Le film nous fait assister en direct au conflit sans merci pour l’appropriation de l’idée originelle et pour le contrôle de la société qui la met en œuvre. Facebook se construit par opposition au modèle élitiste et hiérarchique de la vieille société de la Nouvelle-Angleterre, que représentent les frères Winklvoss. Ceux-ci prétendent régenter grâce à leur argent ce monde nouveau d’Internet, dont ils ne font pas partie, contrairement aux hackeurs que sont Zuckerberg ou son aîné Sean Parker qui en sont partie intégrante. On assiste à l’affrontement de deux arrogances, celle du nerd et celle de l’héritier. Bien que le film ne nous dise rien du milieu social du personnage de Zuckerberg, son combat associe de manière assez fascinante quelque chose qui relève de la logique de classe et la certitude absolue de l’ingénieur et qui en fait une sorte de Capitaine Nemo cyberpunk. Le film enregistre la victoire de l’informaticien sur le possédant et une part de la sympathie que l’on éprouve pour le personnage Zuckerberg vient de son obstination forcenée à mener ce combat, même s’il ne s’embarrasse guère de principes moraux contrairement à l’un des frères Winklvoss.

La thèse du film

Apparemment, le sujet du film n’est pas Facebook, mais Zuckerberg. Il dépeint en effet « la revanche d’un solitaire », selon le titre français du livre qui est à l’origine du film. Mais ce n’est pas tout à fait innocemment que le titre du film se réfère à l’invention et non à l’inventeur. A travers son créateur, le film porte en fait un jugement psychologique et moral sur Facebook, le réseau social mondialisé, vu comme la dilatation hypertrophiée des idées sur la vie sociale d’un étudiant peu sociable de Harvard, qui aurait étendu aux humains de toutes cultures et de tous âges le modèle des relations interpersonnelles des post-adolescents d’un campus américain. L’entreprise apparait comme définitivement marquée par le péché originel du v(i)ol de l’intimité des individus. On retrouve là les principaux reproches faits à Facebook par ceux qui ne l’utilisent pas (2) : la puérilité et la superficialité de son principe relationnel et son ignorance primaire et fondamentale du respect à la vie privée.

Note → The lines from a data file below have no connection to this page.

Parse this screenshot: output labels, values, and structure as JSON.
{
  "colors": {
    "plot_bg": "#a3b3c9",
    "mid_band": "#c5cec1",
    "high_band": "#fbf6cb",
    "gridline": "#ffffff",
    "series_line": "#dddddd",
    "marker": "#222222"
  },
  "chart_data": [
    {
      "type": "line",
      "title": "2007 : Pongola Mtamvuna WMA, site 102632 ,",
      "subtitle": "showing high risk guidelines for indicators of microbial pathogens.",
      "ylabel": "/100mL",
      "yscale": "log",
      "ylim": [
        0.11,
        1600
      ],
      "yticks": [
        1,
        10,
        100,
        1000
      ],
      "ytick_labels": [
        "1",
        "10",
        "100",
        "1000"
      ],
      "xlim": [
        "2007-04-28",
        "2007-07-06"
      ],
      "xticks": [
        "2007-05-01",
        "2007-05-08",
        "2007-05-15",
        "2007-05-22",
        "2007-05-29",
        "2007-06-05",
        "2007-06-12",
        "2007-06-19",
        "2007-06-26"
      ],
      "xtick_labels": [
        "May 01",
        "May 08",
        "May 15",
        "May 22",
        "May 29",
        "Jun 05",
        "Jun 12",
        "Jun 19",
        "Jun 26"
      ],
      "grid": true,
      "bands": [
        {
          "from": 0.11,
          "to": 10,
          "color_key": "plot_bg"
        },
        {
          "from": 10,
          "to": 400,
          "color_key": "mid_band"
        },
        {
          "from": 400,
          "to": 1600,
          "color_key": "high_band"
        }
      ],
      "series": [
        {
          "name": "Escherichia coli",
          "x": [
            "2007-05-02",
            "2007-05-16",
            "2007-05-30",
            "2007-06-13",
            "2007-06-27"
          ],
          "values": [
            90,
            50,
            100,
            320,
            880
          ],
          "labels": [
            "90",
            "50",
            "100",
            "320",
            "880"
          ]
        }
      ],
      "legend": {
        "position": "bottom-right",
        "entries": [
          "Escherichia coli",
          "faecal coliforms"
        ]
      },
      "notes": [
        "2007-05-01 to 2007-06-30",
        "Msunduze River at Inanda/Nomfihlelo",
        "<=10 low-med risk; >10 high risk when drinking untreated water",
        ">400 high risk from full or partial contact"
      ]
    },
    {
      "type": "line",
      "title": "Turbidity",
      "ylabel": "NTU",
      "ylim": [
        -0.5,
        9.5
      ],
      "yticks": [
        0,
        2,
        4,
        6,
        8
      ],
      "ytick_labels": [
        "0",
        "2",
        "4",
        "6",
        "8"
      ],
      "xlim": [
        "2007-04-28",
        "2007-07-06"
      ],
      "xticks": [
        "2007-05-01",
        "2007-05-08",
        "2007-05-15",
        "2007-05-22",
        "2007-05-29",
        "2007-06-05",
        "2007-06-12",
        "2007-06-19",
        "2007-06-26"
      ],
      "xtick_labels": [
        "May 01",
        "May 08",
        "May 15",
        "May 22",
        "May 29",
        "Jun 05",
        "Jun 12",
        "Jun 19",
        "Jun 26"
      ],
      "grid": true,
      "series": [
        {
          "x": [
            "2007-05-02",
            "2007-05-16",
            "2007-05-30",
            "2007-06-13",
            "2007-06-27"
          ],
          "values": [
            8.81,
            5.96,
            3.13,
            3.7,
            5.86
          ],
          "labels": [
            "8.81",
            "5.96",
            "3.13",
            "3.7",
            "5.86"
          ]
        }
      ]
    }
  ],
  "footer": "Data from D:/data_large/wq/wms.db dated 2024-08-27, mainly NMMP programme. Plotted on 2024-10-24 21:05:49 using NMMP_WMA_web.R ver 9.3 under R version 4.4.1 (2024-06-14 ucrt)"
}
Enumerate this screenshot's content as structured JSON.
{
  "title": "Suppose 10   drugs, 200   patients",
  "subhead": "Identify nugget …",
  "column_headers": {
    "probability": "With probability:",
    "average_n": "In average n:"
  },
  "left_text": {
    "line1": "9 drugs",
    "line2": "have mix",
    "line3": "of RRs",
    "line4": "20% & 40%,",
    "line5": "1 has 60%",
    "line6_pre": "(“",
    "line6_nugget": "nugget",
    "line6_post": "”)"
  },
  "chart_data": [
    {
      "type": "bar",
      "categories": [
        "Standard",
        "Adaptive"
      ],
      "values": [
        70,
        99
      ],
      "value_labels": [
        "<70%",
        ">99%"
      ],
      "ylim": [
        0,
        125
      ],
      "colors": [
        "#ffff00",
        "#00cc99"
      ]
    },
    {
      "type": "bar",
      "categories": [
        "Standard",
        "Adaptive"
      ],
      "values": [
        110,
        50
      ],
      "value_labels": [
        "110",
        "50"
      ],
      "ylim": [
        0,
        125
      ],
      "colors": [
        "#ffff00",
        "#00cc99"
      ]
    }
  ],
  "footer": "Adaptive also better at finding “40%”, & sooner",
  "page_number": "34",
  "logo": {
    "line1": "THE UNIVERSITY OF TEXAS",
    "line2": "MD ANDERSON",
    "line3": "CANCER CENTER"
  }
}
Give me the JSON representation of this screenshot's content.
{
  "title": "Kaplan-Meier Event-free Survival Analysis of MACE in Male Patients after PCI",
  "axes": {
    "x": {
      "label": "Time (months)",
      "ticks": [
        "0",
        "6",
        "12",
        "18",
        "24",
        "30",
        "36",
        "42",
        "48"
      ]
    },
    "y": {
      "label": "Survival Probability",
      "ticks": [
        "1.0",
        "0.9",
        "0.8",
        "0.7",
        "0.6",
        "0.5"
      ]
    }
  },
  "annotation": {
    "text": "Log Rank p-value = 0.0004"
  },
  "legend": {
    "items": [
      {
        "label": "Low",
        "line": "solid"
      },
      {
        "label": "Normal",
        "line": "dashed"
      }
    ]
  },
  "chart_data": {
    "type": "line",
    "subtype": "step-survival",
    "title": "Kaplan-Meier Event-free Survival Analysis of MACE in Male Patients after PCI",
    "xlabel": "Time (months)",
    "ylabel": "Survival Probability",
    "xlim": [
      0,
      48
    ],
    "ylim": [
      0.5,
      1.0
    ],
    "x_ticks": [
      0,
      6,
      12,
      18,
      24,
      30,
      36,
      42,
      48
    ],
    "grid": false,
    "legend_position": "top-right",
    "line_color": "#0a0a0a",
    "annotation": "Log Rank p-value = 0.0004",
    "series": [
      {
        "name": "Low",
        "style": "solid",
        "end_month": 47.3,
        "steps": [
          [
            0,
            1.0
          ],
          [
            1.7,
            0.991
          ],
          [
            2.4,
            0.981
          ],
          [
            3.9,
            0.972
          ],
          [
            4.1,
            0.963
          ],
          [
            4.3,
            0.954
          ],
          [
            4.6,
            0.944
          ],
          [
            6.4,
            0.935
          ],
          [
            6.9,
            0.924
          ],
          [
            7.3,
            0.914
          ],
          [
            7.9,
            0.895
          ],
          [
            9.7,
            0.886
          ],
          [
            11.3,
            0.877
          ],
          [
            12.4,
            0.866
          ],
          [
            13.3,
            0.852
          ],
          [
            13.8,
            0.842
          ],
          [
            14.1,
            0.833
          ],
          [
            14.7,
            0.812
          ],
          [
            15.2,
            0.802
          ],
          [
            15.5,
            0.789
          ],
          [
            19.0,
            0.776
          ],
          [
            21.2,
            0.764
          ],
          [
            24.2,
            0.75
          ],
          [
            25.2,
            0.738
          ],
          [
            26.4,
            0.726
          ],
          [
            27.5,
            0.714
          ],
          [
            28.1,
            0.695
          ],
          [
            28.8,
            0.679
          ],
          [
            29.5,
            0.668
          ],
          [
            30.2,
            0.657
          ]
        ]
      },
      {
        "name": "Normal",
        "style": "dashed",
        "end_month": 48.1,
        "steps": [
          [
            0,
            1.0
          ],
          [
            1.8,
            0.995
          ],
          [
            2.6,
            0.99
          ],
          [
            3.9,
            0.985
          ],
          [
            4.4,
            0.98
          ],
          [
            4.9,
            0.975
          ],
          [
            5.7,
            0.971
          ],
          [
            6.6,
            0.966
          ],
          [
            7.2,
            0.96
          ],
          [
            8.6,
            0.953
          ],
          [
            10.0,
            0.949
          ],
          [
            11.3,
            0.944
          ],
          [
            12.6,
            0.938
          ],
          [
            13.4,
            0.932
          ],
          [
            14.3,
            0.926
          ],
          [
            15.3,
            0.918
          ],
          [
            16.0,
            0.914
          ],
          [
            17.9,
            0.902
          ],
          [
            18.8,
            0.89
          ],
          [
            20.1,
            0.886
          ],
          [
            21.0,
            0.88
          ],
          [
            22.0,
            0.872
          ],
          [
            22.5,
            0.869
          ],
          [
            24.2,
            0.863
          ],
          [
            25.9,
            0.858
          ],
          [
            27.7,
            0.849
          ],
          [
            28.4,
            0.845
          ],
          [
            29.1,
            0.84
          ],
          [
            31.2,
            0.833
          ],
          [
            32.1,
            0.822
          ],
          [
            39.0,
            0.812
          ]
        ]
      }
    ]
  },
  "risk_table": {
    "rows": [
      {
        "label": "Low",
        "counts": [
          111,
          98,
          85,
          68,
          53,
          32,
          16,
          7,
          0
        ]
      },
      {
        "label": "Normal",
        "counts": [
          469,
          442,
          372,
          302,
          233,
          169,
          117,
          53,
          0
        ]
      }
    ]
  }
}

Par le soin qu’il porte à la construction des espaces de son histoire, on peut se demander si le film ne parle pas aussi des enjeux spatiaux d’un système informatique de réseau social, de ce qu’il ouvre et ce qu’il ferme. Le film montre à l’œuvre une utopie qui voudrait que les territoires anciens qui servent de support à la vie sociale, ceux qu’on parcourt et qu’on pratique, qu’on s’approprie et se dispute, tous ces territoires hiérarchisés et hérissés de barrières déjà là et difficiles à franchir pourraient se voir dépassés par un réseau fluide, ouvert et horizontal, sans autre fermeture que celle que décident des individus libres de s’accorder mutuellement leur amitié. Ce réseau pourrait s’étendre à l’infini sans changer de nature, comme la chambre d’étudiant de Zuckerberg s’étend aux dimensions d’une société multinationale. Il trace à travers le projet de Facebook l’utopie d’un cyberespace qui prétendait déployer à la place ou par dessus l’espace ancien si couturé de nos relations sociales une surface neuve et parfaitement lisse où chacun pourrait évoluer à sa guise et selon ses désirs. Mais dans le même temps le film met en scène la tentative d’appropriation et de confiscation de cette surface, l’organisation du découpage en concessions bien cloisonnées et rentables de cet espace commun virtuel sans frontière, ce rêve vite pâli qu’on appelait Internet.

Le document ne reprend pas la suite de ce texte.